By Chris Castle
We get an update this week on the total “address unknown” mass NOIs filed with the Copyright Office for the royalty-free windfall loophole. This time we have to thank our our friends at Paperchain in Sydney for doing the work of decompressing the massive numbers of unsearchable compressed files posted on the Copyright Office website. As you can see, there’s been an increase of approximately 70% since January 2017. (For background, see my article.)
As you can see, Amazon is still far and away the leader in this latest loophole designed to stiff songwriters, followed closely by Google. However, Spotify is moving on up. Spotify does get extra points for starting late in March 2017, but they are catching up fast filing over 5,000,000 as of last month.
To put this in context–the Copyright Office as recently as September 2015 posted these “address unknown” NOIs in a single searchable PDF. However, the Copyright Office apparently changed the practice abruptly in early 2016 once the Big Tech hammer came down.

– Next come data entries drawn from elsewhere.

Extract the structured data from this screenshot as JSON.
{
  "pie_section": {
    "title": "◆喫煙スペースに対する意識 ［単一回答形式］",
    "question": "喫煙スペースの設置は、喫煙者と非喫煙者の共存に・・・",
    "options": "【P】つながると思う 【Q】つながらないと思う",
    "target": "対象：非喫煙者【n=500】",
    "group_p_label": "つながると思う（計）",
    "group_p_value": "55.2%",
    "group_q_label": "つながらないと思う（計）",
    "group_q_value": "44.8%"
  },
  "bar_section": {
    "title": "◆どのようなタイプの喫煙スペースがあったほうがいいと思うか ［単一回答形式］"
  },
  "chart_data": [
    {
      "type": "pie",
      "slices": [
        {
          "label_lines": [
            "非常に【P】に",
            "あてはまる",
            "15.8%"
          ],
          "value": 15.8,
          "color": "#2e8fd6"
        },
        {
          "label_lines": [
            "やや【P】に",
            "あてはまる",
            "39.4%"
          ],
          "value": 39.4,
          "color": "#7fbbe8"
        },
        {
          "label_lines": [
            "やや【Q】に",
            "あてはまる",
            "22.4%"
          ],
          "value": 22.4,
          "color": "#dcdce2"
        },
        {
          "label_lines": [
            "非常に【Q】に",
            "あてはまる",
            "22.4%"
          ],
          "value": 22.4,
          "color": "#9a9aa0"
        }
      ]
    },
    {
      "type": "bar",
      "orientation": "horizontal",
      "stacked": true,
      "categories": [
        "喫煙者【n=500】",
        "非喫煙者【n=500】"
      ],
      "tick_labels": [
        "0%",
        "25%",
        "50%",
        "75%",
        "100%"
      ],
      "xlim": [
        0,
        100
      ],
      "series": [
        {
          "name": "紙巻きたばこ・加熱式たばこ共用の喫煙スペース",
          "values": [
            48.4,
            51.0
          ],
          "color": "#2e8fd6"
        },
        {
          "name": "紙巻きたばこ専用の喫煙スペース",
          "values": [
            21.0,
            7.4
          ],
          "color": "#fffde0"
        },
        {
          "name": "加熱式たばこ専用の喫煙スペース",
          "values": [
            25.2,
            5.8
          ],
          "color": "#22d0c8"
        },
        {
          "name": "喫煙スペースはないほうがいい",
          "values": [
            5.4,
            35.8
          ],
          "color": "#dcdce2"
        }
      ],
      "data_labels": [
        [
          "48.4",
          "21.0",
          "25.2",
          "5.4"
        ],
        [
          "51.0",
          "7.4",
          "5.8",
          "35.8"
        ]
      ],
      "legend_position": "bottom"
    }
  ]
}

Based on the last PDF I could find, the total number of “address unknown” NOIs filed with the copyright office from January 2010 to September 2015 or so was approximately 4,800.
Compare that approximately 4,800 in five years to approximately 45 million in 18 months.
Notable in its absence: Apple Music has not filed a single address unknown NOI. Somehow Apple seems satisfied with their licensing practice based on an absence of a single NOI.